After the release of “Swag” and its follow-up, “Swag II,” Rolling Stone wrote: “Just when everyone was counting him out, Bieber surprised the world with the best music he’s ever made.”
Tapping into his anger and trauma seemingly helped.
On the “Therapy Session” skit with comedian Druski on “Swag,” Bieber confesses, “That’s been a tough thing for me recently, is feeling like I have had to go through a lot of my struggles as a human, as all of us do, really publicly.
“And so people are always asking if I’m OK, and that starts to really weigh on mе.”
Extreme weight loss in 2024 left Bieber looking almost skeletal, worrying fans and prompting his rep to tell TMZ in 2025 that he was healthy and not using drugs — and note that the past year had been “very transformative for him as he ended several close friendships and business relationships that no longer served him.”
Bieber has gone on to air all his issues in public, to the point where rumors have run rampant about his mental and physical stability.
“I personally have always felt unworthy,” he posted on Instagram last March. “Like I was a fraud.”
Days later, he vented about pent-up hatred from his past: “I was always told when I was a kid not to hate,” he wrote. “But it made me feel like I wasn’t allowed to hate it and so I didn’t tell anyone I’ve had it. Which made me feel like I have been drowning feeling unsafe to acknowledge it.”
“If you don’t like my anger you don’t like me,” he then declared in June, posting screenshots of his texts raging at an unnamed target. “My anger is a response to pain I have been thru. Asking a traumatized person not to be traumatized is simply mean … I enjoyed our short lived relationship.”
In April, Bieber launched his Skylrk clothing brand with a CGI video that depicted him walking into a house full of his old Drew House merch — and burning the place down.
Last November, he was seen crying in a resurfaced Twitch stream as he sang about a doomed relationship, prompting fans to wonder if he was singing about his former girlfriend Selena Gomez.
Meanwhile, his relationship with Hailey has stayed under the microscope.

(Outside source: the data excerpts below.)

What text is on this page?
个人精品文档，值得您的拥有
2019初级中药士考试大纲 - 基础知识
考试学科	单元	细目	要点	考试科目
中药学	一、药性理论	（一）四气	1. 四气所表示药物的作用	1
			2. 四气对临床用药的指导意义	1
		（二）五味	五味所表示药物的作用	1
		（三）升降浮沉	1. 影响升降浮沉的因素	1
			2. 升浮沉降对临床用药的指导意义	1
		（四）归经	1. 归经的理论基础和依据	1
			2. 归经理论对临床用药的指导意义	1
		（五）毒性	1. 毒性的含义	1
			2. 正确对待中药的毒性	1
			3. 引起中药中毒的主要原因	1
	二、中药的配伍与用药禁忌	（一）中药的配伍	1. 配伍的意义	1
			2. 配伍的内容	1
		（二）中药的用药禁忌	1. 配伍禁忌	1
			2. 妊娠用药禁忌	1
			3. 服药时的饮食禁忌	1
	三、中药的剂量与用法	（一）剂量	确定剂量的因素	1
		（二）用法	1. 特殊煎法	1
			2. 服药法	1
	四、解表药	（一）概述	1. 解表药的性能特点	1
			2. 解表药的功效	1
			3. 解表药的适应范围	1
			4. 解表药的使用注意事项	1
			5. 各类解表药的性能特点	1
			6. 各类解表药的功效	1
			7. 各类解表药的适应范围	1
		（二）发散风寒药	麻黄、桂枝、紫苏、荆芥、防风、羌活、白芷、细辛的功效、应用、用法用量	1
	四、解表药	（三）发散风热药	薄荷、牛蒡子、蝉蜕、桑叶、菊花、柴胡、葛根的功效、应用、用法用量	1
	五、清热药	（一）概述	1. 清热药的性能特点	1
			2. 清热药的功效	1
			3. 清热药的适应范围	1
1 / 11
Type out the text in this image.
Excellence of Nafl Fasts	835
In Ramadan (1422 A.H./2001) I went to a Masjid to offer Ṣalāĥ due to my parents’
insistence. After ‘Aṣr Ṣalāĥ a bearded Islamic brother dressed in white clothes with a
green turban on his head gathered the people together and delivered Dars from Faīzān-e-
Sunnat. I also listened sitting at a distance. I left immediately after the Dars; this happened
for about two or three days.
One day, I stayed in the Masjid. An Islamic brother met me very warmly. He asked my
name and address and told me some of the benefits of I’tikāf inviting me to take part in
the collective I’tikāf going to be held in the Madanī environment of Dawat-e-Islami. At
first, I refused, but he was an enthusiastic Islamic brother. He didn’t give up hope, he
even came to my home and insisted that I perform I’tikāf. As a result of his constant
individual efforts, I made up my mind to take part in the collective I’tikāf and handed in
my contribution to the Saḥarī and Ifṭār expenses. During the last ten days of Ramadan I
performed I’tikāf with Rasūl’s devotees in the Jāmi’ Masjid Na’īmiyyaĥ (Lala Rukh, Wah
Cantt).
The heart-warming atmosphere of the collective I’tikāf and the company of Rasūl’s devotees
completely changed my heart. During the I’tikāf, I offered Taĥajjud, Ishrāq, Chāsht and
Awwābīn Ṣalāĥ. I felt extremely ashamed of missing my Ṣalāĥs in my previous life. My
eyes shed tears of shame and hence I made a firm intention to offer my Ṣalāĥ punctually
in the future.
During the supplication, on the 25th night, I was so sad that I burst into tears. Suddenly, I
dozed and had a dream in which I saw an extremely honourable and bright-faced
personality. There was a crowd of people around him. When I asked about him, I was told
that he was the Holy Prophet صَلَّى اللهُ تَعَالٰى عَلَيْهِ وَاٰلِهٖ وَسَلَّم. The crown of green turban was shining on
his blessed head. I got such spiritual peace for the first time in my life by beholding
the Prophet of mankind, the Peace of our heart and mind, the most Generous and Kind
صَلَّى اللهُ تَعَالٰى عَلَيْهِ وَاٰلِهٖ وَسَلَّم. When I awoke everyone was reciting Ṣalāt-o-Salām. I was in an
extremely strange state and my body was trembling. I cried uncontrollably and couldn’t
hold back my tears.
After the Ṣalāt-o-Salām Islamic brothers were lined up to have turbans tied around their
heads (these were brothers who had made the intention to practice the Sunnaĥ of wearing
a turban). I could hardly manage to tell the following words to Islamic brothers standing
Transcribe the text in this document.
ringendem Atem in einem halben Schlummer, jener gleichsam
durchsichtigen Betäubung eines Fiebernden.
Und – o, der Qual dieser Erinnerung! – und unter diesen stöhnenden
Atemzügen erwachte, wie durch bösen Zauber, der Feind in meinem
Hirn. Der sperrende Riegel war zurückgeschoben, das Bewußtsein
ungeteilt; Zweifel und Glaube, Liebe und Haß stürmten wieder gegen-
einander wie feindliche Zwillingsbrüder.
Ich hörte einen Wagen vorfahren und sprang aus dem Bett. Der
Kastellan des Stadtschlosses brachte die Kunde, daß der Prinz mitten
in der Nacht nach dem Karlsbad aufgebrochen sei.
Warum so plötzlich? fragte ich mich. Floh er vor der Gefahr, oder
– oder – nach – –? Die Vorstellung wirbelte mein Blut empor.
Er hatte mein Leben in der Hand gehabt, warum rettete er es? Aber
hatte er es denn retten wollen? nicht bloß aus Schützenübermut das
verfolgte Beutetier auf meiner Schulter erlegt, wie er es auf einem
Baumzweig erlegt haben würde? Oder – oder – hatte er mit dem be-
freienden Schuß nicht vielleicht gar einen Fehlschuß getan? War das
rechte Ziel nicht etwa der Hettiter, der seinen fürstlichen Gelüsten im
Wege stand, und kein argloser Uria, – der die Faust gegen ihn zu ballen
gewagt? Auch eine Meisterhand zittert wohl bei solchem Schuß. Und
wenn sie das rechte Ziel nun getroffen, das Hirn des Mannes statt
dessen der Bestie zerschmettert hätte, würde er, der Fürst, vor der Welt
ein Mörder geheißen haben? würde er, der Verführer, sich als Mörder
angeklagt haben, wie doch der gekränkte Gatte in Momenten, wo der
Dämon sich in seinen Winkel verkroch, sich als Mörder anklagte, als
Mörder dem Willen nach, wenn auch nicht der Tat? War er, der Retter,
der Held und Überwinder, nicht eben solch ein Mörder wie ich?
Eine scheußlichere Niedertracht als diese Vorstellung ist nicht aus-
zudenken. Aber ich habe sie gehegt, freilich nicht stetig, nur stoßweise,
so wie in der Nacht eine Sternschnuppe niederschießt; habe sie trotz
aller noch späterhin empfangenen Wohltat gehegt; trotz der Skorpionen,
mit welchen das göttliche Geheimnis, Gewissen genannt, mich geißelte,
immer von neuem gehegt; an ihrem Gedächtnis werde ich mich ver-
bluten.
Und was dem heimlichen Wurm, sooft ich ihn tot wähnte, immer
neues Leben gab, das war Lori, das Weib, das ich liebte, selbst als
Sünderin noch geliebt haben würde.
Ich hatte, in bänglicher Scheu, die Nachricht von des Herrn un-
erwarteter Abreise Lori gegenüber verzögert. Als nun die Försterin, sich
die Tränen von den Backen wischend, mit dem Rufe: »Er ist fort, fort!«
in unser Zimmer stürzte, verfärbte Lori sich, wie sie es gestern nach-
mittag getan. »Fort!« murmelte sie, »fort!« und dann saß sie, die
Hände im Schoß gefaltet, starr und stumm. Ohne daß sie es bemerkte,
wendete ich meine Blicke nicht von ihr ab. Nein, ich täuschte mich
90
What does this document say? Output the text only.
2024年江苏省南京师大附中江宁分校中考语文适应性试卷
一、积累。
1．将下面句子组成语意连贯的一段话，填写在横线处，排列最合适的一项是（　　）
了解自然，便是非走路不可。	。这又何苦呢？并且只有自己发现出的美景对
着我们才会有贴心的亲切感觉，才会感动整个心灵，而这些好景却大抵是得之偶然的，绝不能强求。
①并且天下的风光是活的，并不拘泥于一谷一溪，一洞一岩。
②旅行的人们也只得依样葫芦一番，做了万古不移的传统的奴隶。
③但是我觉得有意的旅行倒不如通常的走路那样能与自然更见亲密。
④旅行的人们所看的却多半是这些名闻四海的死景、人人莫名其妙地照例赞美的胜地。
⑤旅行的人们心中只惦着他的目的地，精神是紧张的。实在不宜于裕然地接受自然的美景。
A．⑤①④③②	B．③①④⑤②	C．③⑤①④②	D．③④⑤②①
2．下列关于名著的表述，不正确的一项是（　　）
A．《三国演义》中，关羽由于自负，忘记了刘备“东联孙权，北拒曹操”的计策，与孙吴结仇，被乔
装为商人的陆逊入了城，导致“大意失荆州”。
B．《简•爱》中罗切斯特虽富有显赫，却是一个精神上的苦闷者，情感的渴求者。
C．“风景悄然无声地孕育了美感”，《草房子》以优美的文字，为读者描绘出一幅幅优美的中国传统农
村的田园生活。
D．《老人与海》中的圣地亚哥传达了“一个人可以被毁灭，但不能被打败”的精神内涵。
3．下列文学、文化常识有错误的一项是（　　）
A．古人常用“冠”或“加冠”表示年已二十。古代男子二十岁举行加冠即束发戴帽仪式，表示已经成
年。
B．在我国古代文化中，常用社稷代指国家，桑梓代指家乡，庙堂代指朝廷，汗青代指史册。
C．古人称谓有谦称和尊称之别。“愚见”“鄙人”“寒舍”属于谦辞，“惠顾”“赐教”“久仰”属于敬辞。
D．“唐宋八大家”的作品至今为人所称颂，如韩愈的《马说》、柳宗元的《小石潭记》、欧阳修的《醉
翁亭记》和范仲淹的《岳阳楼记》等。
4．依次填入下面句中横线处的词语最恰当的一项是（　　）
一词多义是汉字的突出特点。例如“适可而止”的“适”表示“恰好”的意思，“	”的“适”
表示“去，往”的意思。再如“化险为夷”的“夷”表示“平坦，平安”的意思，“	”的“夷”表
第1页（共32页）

Last May, the “Baby” singer was vilified for a bizarre Instagram post when his wife was featured on the cover of Vogue.
He admitted that, during a “huge fight,” he’d told her she would never be in Vogue, adding “Yikes I know, so mean.”
Sharing that he said the words out of spite, the Grammy winner explained that “because I felt so disrespected I thought I gotta get even.”
Hailey will be by her husband’s side when he takes the stage at Coachella. Despite their ups and downs, sources said, the couple are still in it.
As crowds prepare to launch upon Palm Springs to see Bieber, the industry source said: “Coachella is not going to be ask you to headline if there’s no appetite … Justin is like Teflon. Despite everything, people still love him.”
“He’s a talented kid,” added the music insider, “and people only want to see him succeed. It’s always hard when you [were once a teeny hopper and [then] want to be a legitimate music artist. But everybody wants him.”